Deve-se salientar que, no acidente de consumo, aqueles elencados no artigo 12 do CDC têm direito de regresso uns contra os outros, quando identificados quem foi realmente que deu causa ao evento danoso. No caso do comerciante uma vez que este efetue o pagamento pelo dano sofrido, poderá também exercer direito de regresso contra os mesmos, como prevê o parágrafo único do artigo 13 do CDC.

“Art. 13. Parágrafo único – Aquele que efetivar o pagamento ao prejudicado poderá exercer o direito de regresso contra os demais responsáveis, segundo sua participação no evento danoso”.

3.6 Da responsabilidade civil do fornecedor de serviço.

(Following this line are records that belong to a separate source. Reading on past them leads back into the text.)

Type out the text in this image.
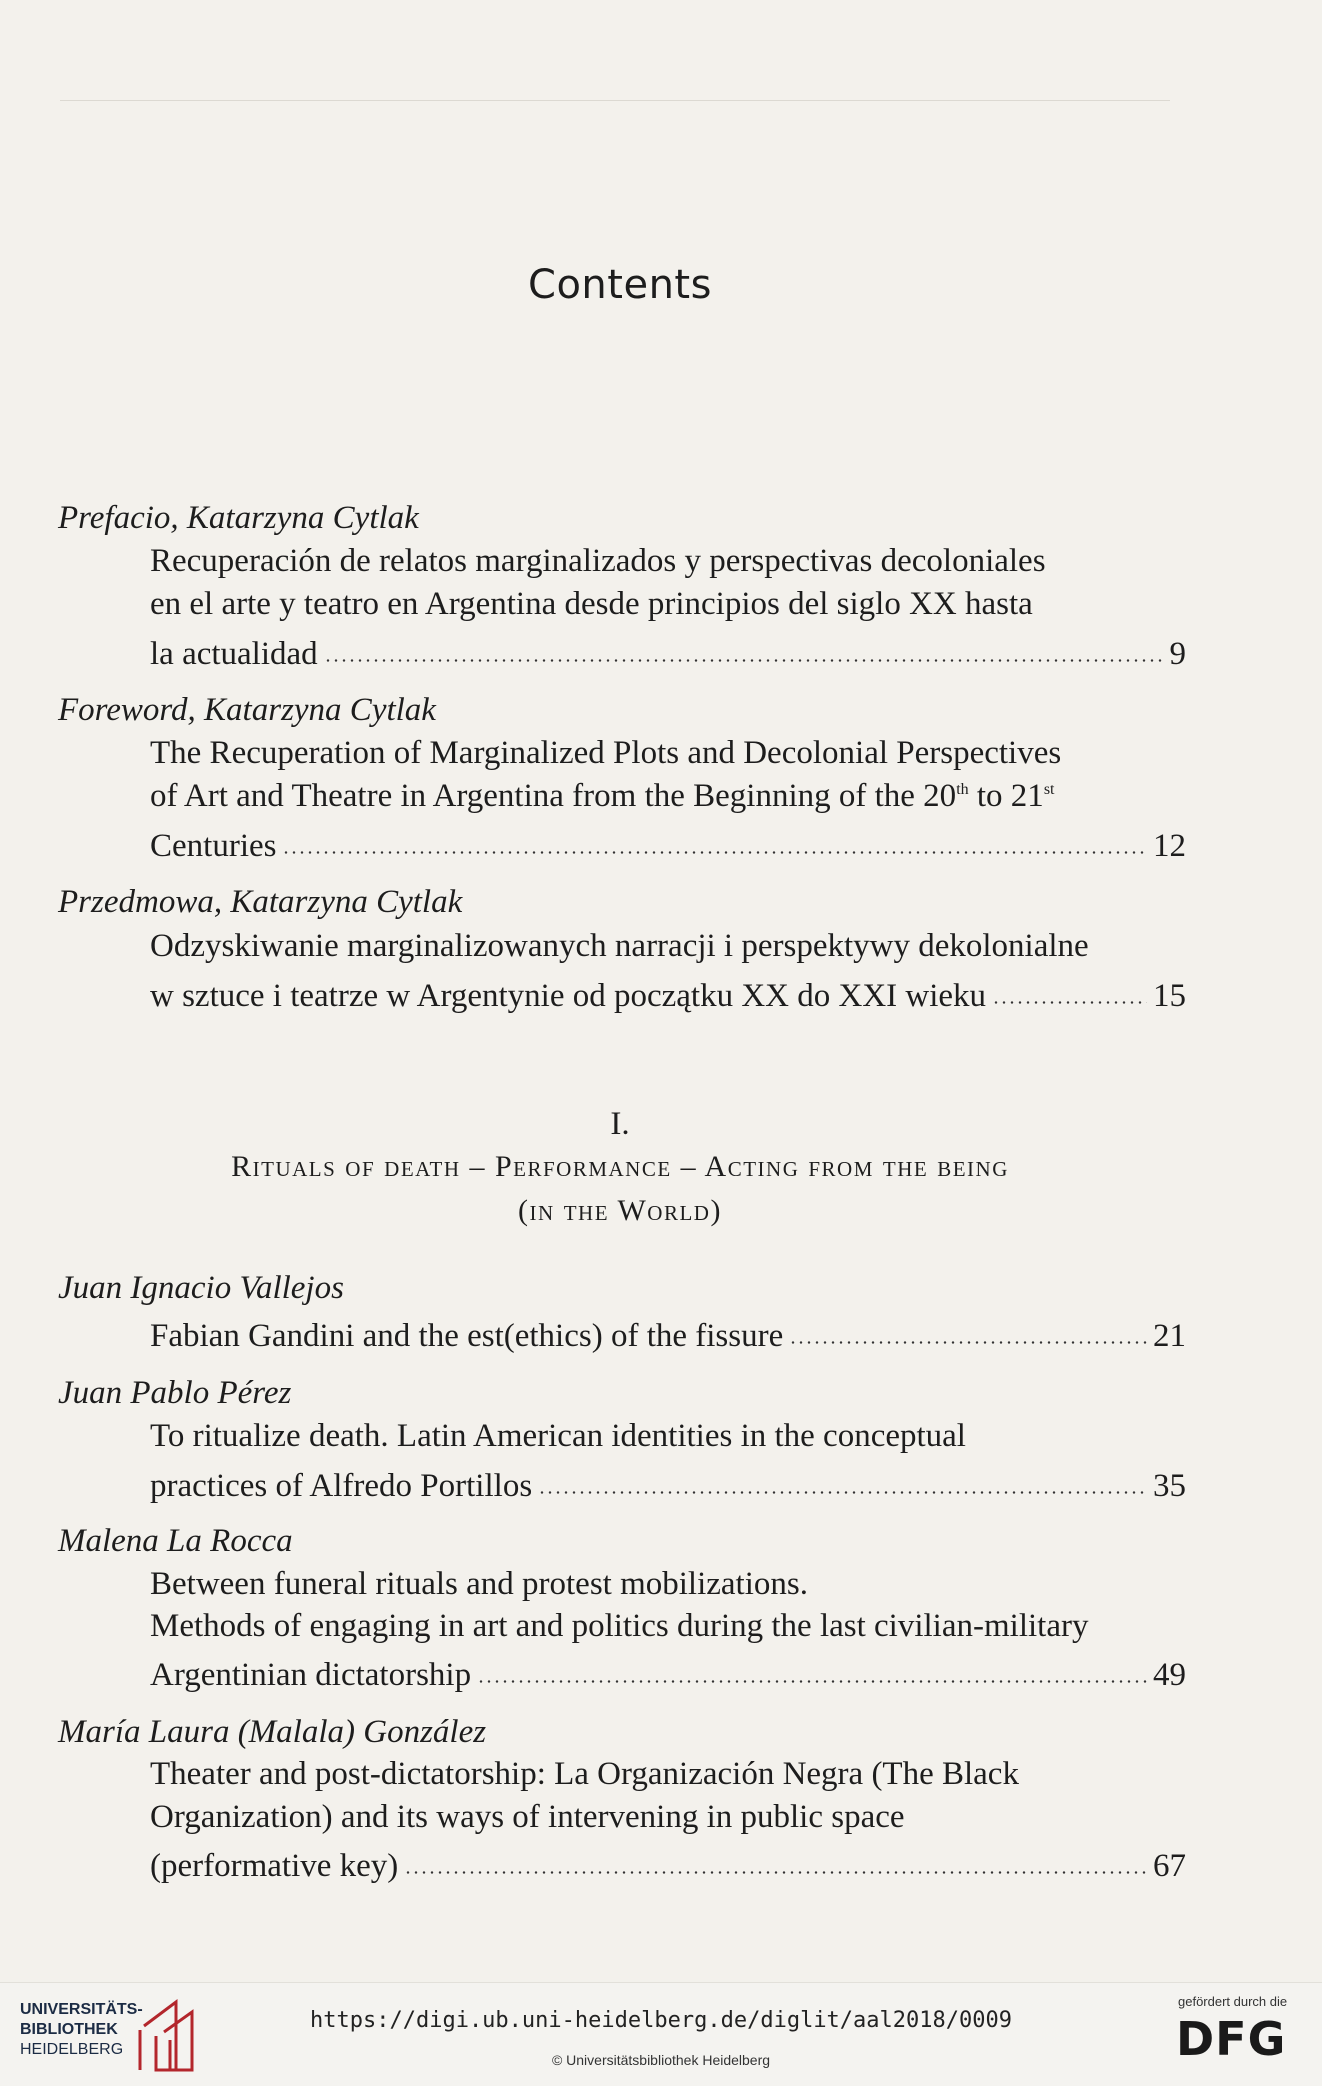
Contents
Prefacio, Katarzyna Cytlak
Recuperación de relatos marginalizados y perspectivas decoloniales
en el arte y teatro en Argentina desde principios del siglo XX hasta
la actualidad	9
Foreword, Katarzyna Cytlak
The Recuperation of Marginalized Plots and Decolonial Perspectives
of Art and Theatre in Argentina from the Beginning of the 20th to 21st
Centuries	12
Przedmowa, Katarzyna Cytlak
Odzyskiwanie marginalizowanych narracji i perspektywy dekolonialne
w sztuce i teatrze w Argentynie od początku XX do XXI wieku	15
I.
Rituals of death – Performance – Acting from the being
(in the World)
Juan Ignacio Vallejos
Fabian Gandini and the est(ethics) of the fissure	21
Juan Pablo Pérez
To ritualize death. Latin American identities in the conceptual
practices of Alfredo Portillos	35
Malena La Rocca
Between funeral rituals and protest mobilizations.
Methods of engaging in art and politics during the last civilian-military
Argentinian dictatorship	49
María Laura (Malala) González
Theater and post-dictatorship: La Organización Negra (The Black
Organization) and its ways of intervening in public space
(performative key)	67
UNIVERSITÄTS-
BIBLIOTHEK
HEIDELBERG
https://digi.ub.uni-heidelberg.de/diglit/aal2018/0009
© Universitätsbibliothek Heidelberg
gefördert durch die
DFG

Para que se possa identificar a responsabilidade do fornecedor de serviço, atenta-se para a leitura do caput do artigo 14 do CDC, que dispõe:

“Art. 14. – O fornecedor de serviços responde independentemente da existência de culpa, pela reparação aos danos causados aos consumidores por defeitos relativos á prestação dos serviços, bem como por informações insuficientes ou inadequadas sobre sua fruição e riscos.”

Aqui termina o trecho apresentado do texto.